(i) To find the coordinates of \(P\), set \(y = 3\sqrt{x} = x\). Solving for \(x\), we have:

\(3\sqrt{x} = x\)

\(3 = \sqrt{x}\)

\(x = 9\)

Thus, \(y = x = 9\), so \(P\) is (9, 9).

(ii) To find the area of the shaded region, calculate the area under the curve \(y = 3\sqrt{x}\) from \(x = 0\) to \(x = 9\), and subtract the area under the line \(y = x\) over the same interval.

The area under the curve \(y = 3\sqrt{x}\) is given by:

\(\int_0^9 3\sqrt{x} \, dx = \int_0^9 3x^{1/2} \, dx\)

\(= \left[ 3 \cdot \frac{2}{3} x^{3/2} \right]_0^9\)

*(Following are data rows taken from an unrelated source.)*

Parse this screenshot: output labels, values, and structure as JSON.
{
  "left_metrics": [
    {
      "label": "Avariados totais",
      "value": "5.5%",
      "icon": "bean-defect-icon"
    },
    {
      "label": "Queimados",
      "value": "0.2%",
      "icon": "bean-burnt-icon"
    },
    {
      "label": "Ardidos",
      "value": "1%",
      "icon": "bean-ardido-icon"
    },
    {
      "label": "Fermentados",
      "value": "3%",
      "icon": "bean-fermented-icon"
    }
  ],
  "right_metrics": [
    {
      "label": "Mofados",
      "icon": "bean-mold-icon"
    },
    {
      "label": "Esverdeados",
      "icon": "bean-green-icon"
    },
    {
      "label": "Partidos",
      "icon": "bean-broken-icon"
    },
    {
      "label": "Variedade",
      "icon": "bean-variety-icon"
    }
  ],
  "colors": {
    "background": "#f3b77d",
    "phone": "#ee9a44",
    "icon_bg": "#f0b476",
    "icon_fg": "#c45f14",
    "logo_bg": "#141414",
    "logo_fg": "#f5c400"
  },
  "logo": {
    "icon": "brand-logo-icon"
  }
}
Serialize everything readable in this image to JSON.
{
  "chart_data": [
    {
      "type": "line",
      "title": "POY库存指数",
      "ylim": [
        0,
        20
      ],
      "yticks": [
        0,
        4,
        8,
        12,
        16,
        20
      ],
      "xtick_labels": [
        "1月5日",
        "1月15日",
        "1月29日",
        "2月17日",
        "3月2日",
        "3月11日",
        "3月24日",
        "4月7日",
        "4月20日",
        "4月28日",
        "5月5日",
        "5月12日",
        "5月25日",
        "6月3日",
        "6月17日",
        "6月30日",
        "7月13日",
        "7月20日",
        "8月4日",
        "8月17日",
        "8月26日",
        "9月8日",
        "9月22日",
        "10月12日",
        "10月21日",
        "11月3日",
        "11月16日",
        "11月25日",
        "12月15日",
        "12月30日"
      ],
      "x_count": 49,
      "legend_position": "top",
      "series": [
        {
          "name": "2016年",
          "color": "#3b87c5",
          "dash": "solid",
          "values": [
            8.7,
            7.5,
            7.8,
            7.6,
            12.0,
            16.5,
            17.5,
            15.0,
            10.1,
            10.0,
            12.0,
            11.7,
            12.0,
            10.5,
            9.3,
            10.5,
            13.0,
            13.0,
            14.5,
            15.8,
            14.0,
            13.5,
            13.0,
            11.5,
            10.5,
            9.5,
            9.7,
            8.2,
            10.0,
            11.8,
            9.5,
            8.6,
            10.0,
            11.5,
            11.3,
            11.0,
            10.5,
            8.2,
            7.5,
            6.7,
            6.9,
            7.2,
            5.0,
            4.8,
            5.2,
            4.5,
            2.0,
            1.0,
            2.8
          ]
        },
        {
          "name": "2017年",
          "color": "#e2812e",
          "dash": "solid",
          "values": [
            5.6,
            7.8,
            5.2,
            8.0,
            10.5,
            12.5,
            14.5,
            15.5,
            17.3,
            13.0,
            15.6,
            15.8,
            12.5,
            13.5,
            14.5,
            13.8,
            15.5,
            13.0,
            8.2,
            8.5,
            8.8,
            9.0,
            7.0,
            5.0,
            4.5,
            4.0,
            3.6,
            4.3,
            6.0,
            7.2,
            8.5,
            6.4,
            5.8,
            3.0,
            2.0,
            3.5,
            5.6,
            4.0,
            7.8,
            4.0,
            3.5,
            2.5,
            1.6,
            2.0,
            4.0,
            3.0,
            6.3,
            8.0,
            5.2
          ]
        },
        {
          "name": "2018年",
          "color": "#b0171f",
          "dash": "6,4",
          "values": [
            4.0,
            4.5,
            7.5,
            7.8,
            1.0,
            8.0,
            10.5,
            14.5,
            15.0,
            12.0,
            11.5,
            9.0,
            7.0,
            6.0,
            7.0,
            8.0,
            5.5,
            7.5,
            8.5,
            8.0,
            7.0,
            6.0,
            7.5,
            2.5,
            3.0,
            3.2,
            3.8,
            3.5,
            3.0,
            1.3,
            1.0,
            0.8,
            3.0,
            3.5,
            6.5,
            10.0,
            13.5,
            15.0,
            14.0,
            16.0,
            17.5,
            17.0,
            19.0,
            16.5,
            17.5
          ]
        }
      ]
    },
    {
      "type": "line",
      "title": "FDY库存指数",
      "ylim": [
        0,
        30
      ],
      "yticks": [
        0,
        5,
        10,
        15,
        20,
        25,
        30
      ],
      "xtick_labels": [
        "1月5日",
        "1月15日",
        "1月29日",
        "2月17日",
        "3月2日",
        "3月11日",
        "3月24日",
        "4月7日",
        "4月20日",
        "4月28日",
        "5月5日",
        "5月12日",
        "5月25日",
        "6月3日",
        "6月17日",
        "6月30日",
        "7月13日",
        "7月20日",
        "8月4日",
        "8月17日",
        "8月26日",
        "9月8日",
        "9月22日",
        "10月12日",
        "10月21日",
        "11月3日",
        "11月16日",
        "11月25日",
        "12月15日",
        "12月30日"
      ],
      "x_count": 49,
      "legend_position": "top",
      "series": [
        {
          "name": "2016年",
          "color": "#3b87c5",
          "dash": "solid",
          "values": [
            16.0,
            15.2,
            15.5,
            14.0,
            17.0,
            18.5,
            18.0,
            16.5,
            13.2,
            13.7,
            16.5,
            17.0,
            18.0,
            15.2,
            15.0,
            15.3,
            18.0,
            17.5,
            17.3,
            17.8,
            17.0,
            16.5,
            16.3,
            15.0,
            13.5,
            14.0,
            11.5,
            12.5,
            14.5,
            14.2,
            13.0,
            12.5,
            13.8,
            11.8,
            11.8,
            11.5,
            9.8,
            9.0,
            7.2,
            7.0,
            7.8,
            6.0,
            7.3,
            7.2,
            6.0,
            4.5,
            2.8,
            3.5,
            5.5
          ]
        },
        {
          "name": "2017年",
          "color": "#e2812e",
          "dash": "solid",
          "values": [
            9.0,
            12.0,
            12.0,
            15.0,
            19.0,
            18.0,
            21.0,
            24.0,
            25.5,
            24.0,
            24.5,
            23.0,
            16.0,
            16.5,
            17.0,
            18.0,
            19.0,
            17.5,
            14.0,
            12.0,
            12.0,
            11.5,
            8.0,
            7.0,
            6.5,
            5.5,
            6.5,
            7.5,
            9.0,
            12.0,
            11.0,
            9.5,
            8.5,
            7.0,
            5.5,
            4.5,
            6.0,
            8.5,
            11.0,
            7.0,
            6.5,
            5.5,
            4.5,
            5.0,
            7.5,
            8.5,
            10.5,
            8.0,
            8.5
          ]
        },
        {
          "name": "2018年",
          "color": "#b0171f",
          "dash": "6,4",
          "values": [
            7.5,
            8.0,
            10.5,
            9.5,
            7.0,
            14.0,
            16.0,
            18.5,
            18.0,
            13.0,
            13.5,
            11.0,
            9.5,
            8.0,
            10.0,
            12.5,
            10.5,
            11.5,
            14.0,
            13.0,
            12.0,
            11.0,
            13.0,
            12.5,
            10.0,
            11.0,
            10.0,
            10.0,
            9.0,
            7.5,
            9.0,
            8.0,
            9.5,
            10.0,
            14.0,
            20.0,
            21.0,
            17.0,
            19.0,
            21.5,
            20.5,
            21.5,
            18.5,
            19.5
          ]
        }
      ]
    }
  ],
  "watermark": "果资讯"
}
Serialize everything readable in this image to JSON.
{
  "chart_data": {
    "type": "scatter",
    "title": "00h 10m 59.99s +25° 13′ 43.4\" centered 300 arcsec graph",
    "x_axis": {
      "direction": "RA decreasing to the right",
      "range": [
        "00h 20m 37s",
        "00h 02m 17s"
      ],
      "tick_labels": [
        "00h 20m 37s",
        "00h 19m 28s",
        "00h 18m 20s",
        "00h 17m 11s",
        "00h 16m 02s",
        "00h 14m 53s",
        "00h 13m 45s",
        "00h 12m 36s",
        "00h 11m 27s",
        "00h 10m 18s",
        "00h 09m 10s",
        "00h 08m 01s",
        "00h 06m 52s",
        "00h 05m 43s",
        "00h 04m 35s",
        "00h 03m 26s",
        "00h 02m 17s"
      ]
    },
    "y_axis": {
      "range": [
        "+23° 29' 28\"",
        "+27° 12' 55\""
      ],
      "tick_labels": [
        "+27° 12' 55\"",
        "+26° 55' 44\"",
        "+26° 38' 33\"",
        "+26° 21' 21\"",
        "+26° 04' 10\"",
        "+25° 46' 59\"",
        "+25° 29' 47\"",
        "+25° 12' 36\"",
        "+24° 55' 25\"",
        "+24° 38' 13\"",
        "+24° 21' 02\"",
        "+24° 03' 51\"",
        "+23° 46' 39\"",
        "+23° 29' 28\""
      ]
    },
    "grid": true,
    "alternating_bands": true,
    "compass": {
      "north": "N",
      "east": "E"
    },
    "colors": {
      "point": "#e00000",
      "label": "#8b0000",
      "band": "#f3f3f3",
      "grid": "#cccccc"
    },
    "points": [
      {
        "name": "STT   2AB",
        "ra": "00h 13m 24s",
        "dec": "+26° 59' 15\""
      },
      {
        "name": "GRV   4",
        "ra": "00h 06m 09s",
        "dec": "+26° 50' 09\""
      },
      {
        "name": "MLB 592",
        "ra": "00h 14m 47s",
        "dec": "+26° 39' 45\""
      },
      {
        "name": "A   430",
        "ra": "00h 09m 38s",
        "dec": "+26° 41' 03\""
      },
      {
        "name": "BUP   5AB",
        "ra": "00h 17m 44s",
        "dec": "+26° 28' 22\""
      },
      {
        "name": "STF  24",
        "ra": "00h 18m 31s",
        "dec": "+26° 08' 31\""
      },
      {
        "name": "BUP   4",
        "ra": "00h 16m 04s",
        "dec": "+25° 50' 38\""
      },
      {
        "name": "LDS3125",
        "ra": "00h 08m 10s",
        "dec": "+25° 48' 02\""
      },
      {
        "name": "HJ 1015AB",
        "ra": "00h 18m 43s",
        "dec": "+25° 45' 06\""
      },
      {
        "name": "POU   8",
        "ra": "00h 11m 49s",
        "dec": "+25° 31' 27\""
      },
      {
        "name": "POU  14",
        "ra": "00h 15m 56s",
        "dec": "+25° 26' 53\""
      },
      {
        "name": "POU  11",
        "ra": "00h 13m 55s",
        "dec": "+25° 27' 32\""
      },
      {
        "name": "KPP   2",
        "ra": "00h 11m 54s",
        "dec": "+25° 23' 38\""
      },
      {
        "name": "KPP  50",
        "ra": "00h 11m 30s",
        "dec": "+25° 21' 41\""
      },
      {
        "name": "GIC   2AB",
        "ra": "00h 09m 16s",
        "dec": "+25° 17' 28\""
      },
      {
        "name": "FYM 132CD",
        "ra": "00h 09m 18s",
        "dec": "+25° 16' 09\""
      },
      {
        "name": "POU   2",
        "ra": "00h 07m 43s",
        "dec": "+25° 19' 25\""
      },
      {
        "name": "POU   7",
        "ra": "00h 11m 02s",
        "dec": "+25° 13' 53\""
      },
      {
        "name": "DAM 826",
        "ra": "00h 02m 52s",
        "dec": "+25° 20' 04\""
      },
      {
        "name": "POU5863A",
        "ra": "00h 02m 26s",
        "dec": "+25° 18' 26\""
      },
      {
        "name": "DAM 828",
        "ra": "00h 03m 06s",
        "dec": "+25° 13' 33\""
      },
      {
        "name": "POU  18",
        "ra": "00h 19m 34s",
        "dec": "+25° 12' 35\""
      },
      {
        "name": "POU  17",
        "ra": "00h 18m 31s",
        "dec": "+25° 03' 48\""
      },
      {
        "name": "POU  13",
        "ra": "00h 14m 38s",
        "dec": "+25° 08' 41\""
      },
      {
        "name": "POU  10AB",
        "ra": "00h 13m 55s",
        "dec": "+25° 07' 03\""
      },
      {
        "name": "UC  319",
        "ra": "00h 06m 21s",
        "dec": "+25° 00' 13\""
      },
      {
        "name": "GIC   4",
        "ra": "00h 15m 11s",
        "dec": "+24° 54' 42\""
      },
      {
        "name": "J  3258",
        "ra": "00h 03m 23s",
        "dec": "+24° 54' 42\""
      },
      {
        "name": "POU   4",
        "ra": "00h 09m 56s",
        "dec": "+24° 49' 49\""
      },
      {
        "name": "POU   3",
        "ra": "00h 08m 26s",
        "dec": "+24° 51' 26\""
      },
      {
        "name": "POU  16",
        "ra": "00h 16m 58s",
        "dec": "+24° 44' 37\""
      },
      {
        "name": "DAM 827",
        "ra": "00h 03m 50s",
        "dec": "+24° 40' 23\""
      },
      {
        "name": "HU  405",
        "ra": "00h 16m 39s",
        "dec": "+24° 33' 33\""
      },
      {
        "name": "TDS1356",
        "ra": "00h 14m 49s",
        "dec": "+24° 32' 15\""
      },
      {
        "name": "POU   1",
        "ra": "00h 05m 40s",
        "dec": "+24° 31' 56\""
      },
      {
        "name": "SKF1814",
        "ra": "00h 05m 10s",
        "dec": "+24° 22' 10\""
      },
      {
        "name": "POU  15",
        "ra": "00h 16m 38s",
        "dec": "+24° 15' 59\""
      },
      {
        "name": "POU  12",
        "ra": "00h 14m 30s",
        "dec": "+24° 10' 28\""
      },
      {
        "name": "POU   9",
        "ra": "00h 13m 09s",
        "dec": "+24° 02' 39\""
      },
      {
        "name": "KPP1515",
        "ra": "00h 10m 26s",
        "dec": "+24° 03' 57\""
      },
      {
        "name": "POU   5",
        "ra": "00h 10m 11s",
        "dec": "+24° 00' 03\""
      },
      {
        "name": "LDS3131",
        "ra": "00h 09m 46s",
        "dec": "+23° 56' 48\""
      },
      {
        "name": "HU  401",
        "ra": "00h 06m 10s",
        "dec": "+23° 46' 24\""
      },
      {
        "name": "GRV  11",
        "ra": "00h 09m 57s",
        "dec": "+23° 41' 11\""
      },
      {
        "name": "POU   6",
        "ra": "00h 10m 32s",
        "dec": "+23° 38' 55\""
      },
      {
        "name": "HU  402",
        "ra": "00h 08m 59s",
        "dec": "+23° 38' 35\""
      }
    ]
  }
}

\(= \left[ 2x^{3/2} \right]_0^9\)

\(= 2(9^{3/2}) - 2(0^{3/2})\)

\(= 2(27)\)

\(= 54\)

The area under the line \(y = x\) is the area of a right triangle with base and height of 9:

\(\frac{1}{2} \times 9 \times 9 = 40.5\)

Thus, the area of the shaded region is:

\(54 - 40.5 = 13.5\)